I'm on a diet at the moment, and I'm not allowed to eat anything unhealthy...

3 replies

You can't be serious with that question, right?

I was probably sleep-deprived when I asked that question

I tend to be sleep-deprived alot...

Why not try Greek Yog. ? It contains no fat and is thick and creamy.

You may be able to, but I think the consistency will be much more runny!

Is there an alternative to heavy cream for people who can't eat dairy?

3 replies

Try Coconut Cream/Milk.

You can use non-dairy creamer in place of it, but I didn't like the taste of it. You may be able to find one that works, though!

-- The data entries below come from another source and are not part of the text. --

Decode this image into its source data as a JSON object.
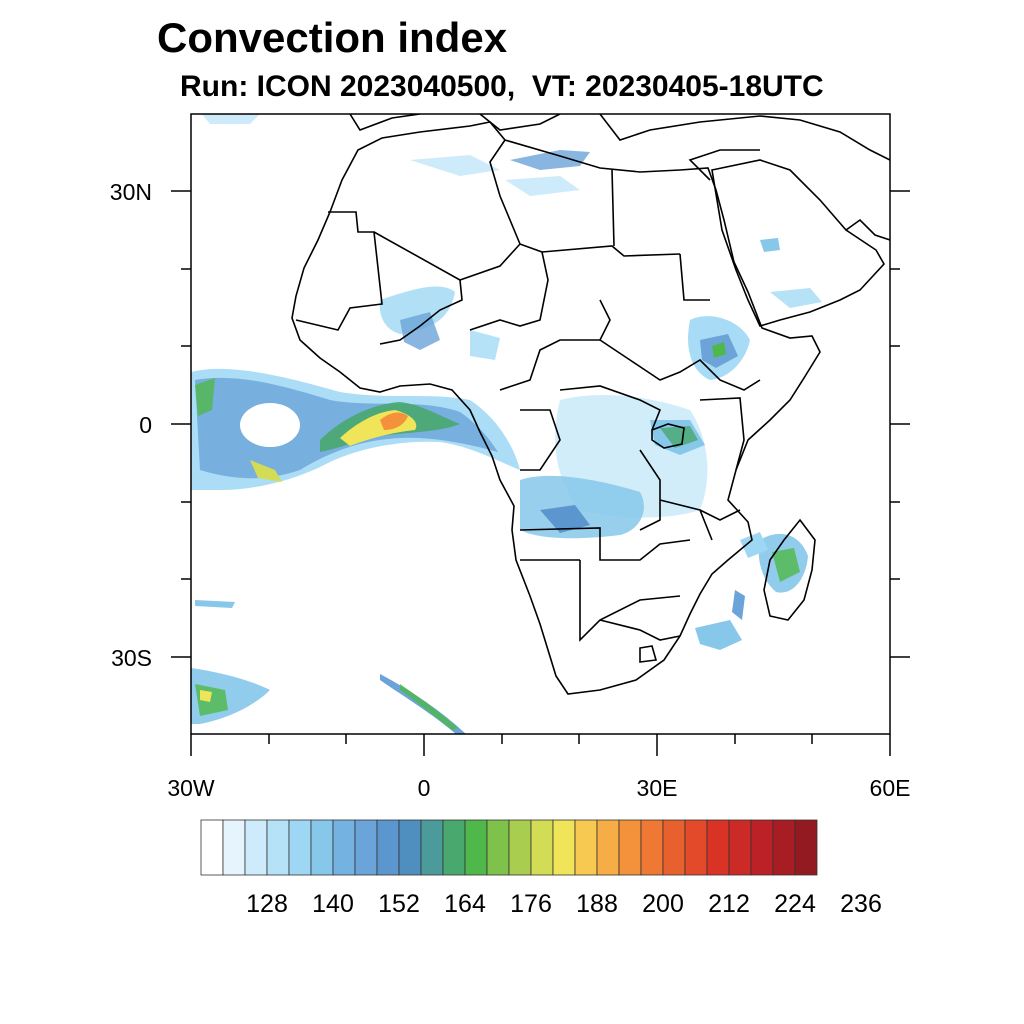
{
  "title": "Convection index",
  "subtitle": "Run: ICON 2023040500,  VT: 20230405-18UTC",
  "lat_labels": [
    "30N",
    "0",
    "30S"
  ],
  "lon_labels": [
    "30W",
    "0",
    "30E",
    "60E"
  ],
  "colorbar": {
    "tick_labels": [
      "128",
      "140",
      "152",
      "164",
      "176",
      "188",
      "200",
      "212",
      "224",
      "236"
    ],
    "colors": [
      "#ffffff",
      "#e6f5fd",
      "#cdebfa",
      "#b5e2f7",
      "#9ed7f4",
      "#86c7ea",
      "#74b3e1",
      "#6aa4d8",
      "#5c96cf",
      "#4f8fbf",
      "#4a9b9a",
      "#48a86e",
      "#4fb84a",
      "#7ec24c",
      "#a8cd4f",
      "#d2dd55",
      "#f0e458",
      "#f8c950",
      "#f7ad46",
      "#f4923c",
      "#ef7834",
      "#e8602d",
      "#e24a29",
      "#d93326",
      "#cc2a27",
      "#bb2126",
      "#a81c24",
      "#931a20"
    ]
  },
  "map": {
    "projection": "cylindrical equidistant",
    "lon_range": [
      -30,
      60
    ],
    "lat_range": [
      -40,
      40
    ]
  }
}
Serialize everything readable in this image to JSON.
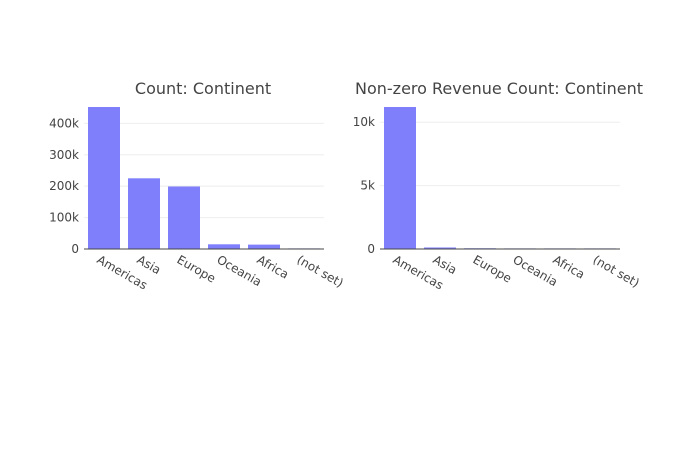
{
  "chart_data": [
    {
      "type": "bar",
      "title": "Count: Continent",
      "categories": [
        "Americas",
        "Asia",
        "Europe",
        "Oceania",
        "Africa",
        "(not set)"
      ],
      "values": [
        452000,
        225000,
        199000,
        15000,
        14000,
        1000
      ],
      "ylim": [
        0,
        452000
      ],
      "yticks": [
        0,
        100000,
        200000,
        300000,
        400000
      ],
      "ytick_labels": [
        "0",
        "100k",
        "200k",
        "300k",
        "400k"
      ],
      "bar_color": "#7f7ffb",
      "grid": true
    },
    {
      "type": "bar",
      "title": "Non-zero Revenue Count: Continent",
      "categories": [
        "Americas",
        "Asia",
        "Europe",
        "Oceania",
        "Africa",
        "(not set)"
      ],
      "values": [
        11200,
        120,
        60,
        20,
        10,
        5
      ],
      "ylim": [
        0,
        11200
      ],
      "yticks": [
        0,
        5000,
        10000
      ],
      "ytick_labels": [
        "0",
        "5k",
        "10k"
      ],
      "bar_color": "#7f7ffb",
      "grid": true
    }
  ]
}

I also should not be eating dairy, but the internet loves sweets so I always find myself cooking with lots of dairy and eating through the pain. ;)

You could make snickers bars or something with this

1 reply

you sir are a genius

Loved it! Thanks.

Thanks for the yummy recipe!

Mother of all sweets.. this looks amazing. And made in a microwave? I wouldn't guess it if you didn't say. What if you add peanuts?

A jar for storage? What storage? This gorgeous stuff will be gone as soon as it's cool enough to not scald my tongue! Thank you.

I think I will serve this with... more of that sauce!

You're Evil...Pure Evil

I don't know whether I love you or hate you! :-) Caramel is the best...well...second to chocolate. Thank you for sharing!